Here are the steps we will take:

  1. Generate the harmonic series based off a chosen fundamental frequency. We know the hamornic series is key for reproducing the trumpet sound.
  2. Generate 10 lower frequencies on either side of each harmonic. The spread of the frequencies will be based on the one note we wave studied. We will use even spacing and give each frequency an amplitude of 0.002 for simplicity. At this point we can see the smaller frequencies surrounding each harmonic but we really don't understand what their contribution is to the sound of the note.
  3. For each frequency, we will randomly choose the phase on the range [-3, 3]. This is somewhat arbitrary as well. We know that the recorded note has approximately this range of phases and they seem random. However, we don't know what the impact of this is on the sound.
  4. Finally we will sum together all the signals and see what it sounds like.
  5. For good measure we can plot the Fourier Transform and make sure it looks as expected.
In [37]:
def get_harmonic_series(fundamental_freq_hz: float) -> np.ndarray:
    """
    Calculate the first 7 harmonics of the provided pitch.

    Parameters:
    ----------
    fundamental_freq_hz : float
        The fundamental frequency in Hertz for which the overtones are to be calculated.

    Returns:
    -------
    np.ndarray
        An array of frequencies representing the overtones of the given fundamental frequency. The fundamental is included as the first element of the array.
    """
    factors = np.array([1.0, 2.0, 3.0, 4.0, 5.0, 6.0, 7.0, 8.0])
    return fundamental_freq_hz * factors
In [38]:
harmonic_amplitudes = []
for amps in grouped_amplitudes:
    harmonic_amplitudes.append(max(amps))
harmonic_amplitudes
Out[38]:
[0.08878069370985031,
 0.09560765326023102,
 0.05766507610678673,
 0.04233686253428459,
 0.02387140691280365,
 0.00741793867200613,
 0.0018993434496223927,
 0.0012590348487719893]
In [39]:
non_harmonic_amplitude = 0.002
In [40]:
harmonic_series = get_harmonic_series(623)
time_seconds = np.linspace(0, 1, sr) #1 second of audio at sr of 16000
summed_signal = np.zeros(len(time_seconds))
for i in range(len(harmonic_series)):
    base_freq = harmonic_series[i] #this is the frequency of the base note of whatever harmonic we are on
    base_amplitude = harmonic_amplitudes[i]
    freq_spread = frequency_spreads[i]
    half_spread = freq_spread/2
    non_harmonic_frequencies = list(np.linspace(base_freq-half_spread, base_freq, 10, endpoint=False))
    non_harmonic_frequencies.extend(list(np.linspace(base_freq+half_spread, base_freq, 10, endpoint=False)))

    #create and add harmonic signal
    summed_signal += reconstruct_frequency(base_freq, time_seconds, base_amplitude, np.random.uniform(-3, 3))

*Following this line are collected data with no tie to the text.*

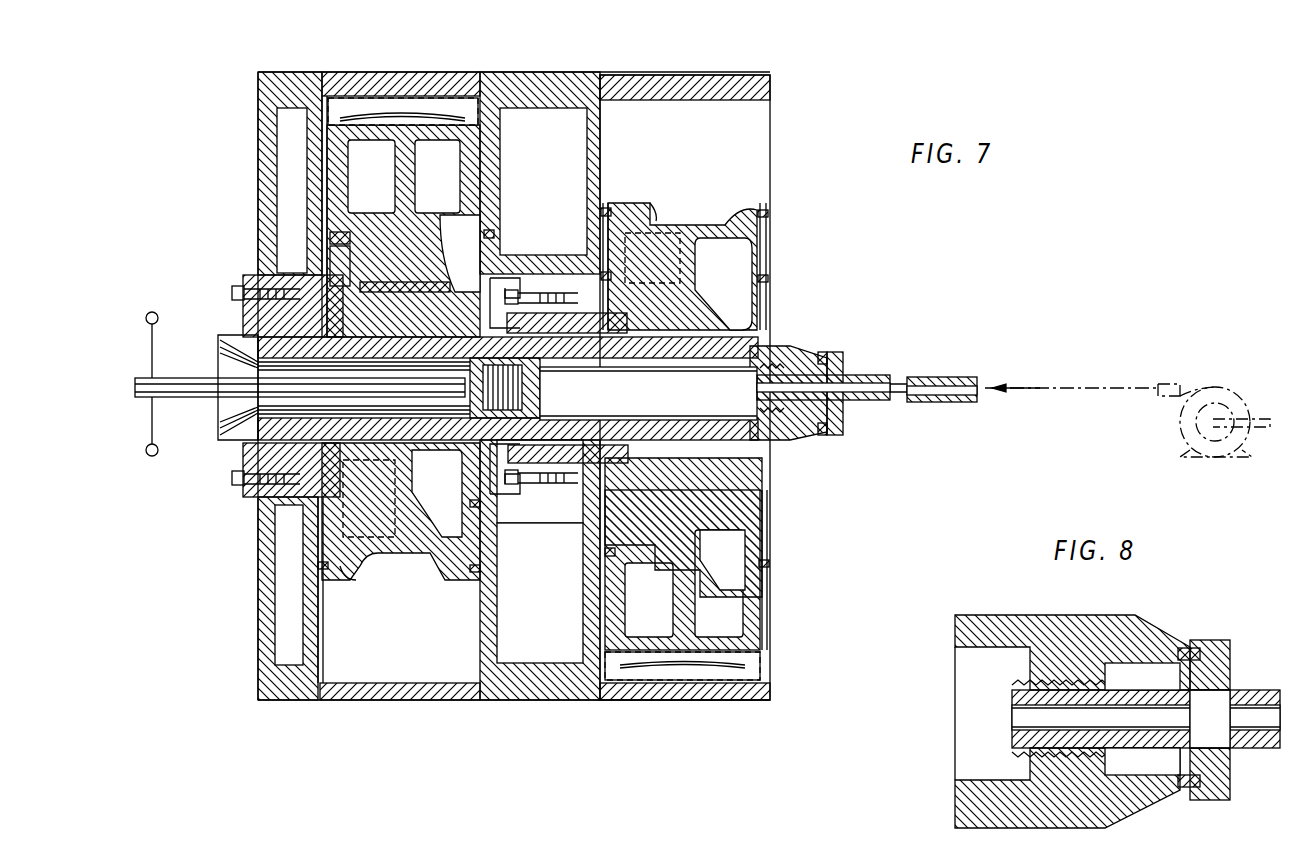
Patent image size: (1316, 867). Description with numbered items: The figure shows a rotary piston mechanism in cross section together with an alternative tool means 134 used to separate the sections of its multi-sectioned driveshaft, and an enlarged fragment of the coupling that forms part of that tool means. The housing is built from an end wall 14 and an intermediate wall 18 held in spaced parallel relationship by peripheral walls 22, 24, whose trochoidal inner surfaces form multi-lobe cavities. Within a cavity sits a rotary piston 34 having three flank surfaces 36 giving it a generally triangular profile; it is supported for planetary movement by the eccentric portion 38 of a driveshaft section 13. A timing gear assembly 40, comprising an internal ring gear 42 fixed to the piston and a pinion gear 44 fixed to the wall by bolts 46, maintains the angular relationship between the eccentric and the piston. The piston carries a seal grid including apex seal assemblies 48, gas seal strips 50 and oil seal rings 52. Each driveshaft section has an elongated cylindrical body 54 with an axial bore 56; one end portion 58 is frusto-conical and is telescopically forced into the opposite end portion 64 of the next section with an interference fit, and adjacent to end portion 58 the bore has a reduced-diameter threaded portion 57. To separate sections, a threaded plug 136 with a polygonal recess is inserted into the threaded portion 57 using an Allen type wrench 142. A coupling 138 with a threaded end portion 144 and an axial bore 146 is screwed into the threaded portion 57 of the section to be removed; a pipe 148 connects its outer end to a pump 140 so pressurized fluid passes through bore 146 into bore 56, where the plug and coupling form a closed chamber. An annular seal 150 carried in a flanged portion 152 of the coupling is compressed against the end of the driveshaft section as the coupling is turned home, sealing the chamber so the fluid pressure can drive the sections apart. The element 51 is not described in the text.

In FIG. 7, the driveshaft section 13 is at (305, 316).
In FIG. 7, the end wall 14 is at (264, 150).
In FIG. 7, the intermediate wall 18 is at (556, 82).
In FIG. 7, the peripheral wall 22 is at (404, 72).
In FIG. 7, the peripheral wall 24 is at (704, 76).
In FIG. 7, the rotary piston 34 is at (695, 208).
In FIG. 7, the flank surface 36 is at (650, 208).
In FIG. 7, the eccentric portion 38 is at (402, 292).
In FIG. 7, the timing gear assembly 40 is at (354, 295).
In FIG. 7, the internal ring gear 42 is at (330, 240).
In FIG. 7, the pinion gear 44 is at (362, 338).
In FIG. 7, the bolt 46 is at (236, 296).
In FIG. 7, the apex seal assembly 48 is at (438, 108).
In FIG. 7, the gas seal strip 50 is at (762, 206).
In FIG. 7, the member 51 is at (466, 289).
In FIG. 7, the oil seal ring 52 is at (496, 234).
In FIG. 7, the cylindrical body 54 is at (610, 206).
In FIG. 7, the axial bore 56 is at (240, 416).
In FIG. 8, the axial bore 56 is at (1004, 648).
In FIG. 7, the threaded portion 57 is at (478, 376).
In FIG. 8, the threaded portion 57 is at (1082, 686).
In FIG. 7, the end portion 58 is at (548, 380).
In FIG. 7, the end portion 64 is at (236, 342).
In FIG. 7, the tool means 134 is at (912, 367).
In FIG. 7, the threaded plug 136 is at (476, 424).
In FIG. 7, the coupling 138 is at (878, 400).
In FIG. 8, the coupling 138 is at (1232, 662).
In FIG. 7, the pump 140 is at (1258, 400).
In FIG. 7, the Allen type wrench 142 is at (134, 388).
In FIG. 7, the threaded end portion 144 is at (762, 396).
In FIG. 8, the threaded end portion 144 is at (1020, 760).
In FIG. 7, the axial bore 146 is at (876, 408).
In FIG. 8, the axial bore 146 is at (1012, 710).
In FIG. 7, the pipe 148 is at (972, 380).
In FIG. 7, the annular seal 150 is at (830, 436).
In FIG. 8, the annular seal 150 is at (1218, 780).
In FIG. 7, the flanged portion 152 is at (844, 358).
In FIG. 8, the flanged portion 152 is at (1220, 798).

    #create and add non-harmonic signals
    for non_harmonic_freq in non_harmonic_frequencies:
        summed_signal += reconstruct_frequency(non_harmonic_freq, time_seconds, non_harmonic_amplitude, np.random.uniform(-3, 3))
In [41]:
ipd.Audio(data=summed_signal, rate=sr)#does not sound as expected!
Out[41]:
Your browser does not support the audio element.
In [42]:
fig, ax, peak_frequencies = plot_frequency_spectrum(summed_signal, sr, return_peaks=True) #looks as expected!
No description has been provided for this image

As you can hear, this really does not sound that much like a trumpet. It has some of the elements but clearly our simplistic way of creating the note does not capture the complexity of a real musical instrument.

Conclusion¶

Through study and deconstruction of a single note we have seen the harmonic series and shows how important it is to the sound of a trumpet. We have practiced the basics of signal processing including Fourier Transform how we can reproduce or subtract frequencies from a signal. Finally, we have studied the relationships between the harmonic overtones and frequency, phase, and amplitude. We tried (and mostly failed) to create a synthetic trumpet note.

Finally, here are some follow up tasks that could be pursued to take this exercise further:

  • Study other trumpet pitches to see which of the relationships in frequency, phase, and amplitude hold up.
  • Study other trumpet recordings to see which of the relationships in frequency, phase, and amplitude hold up.
  • Take these learnings and create a more sophisticated algorithm for creation of trumpet notes.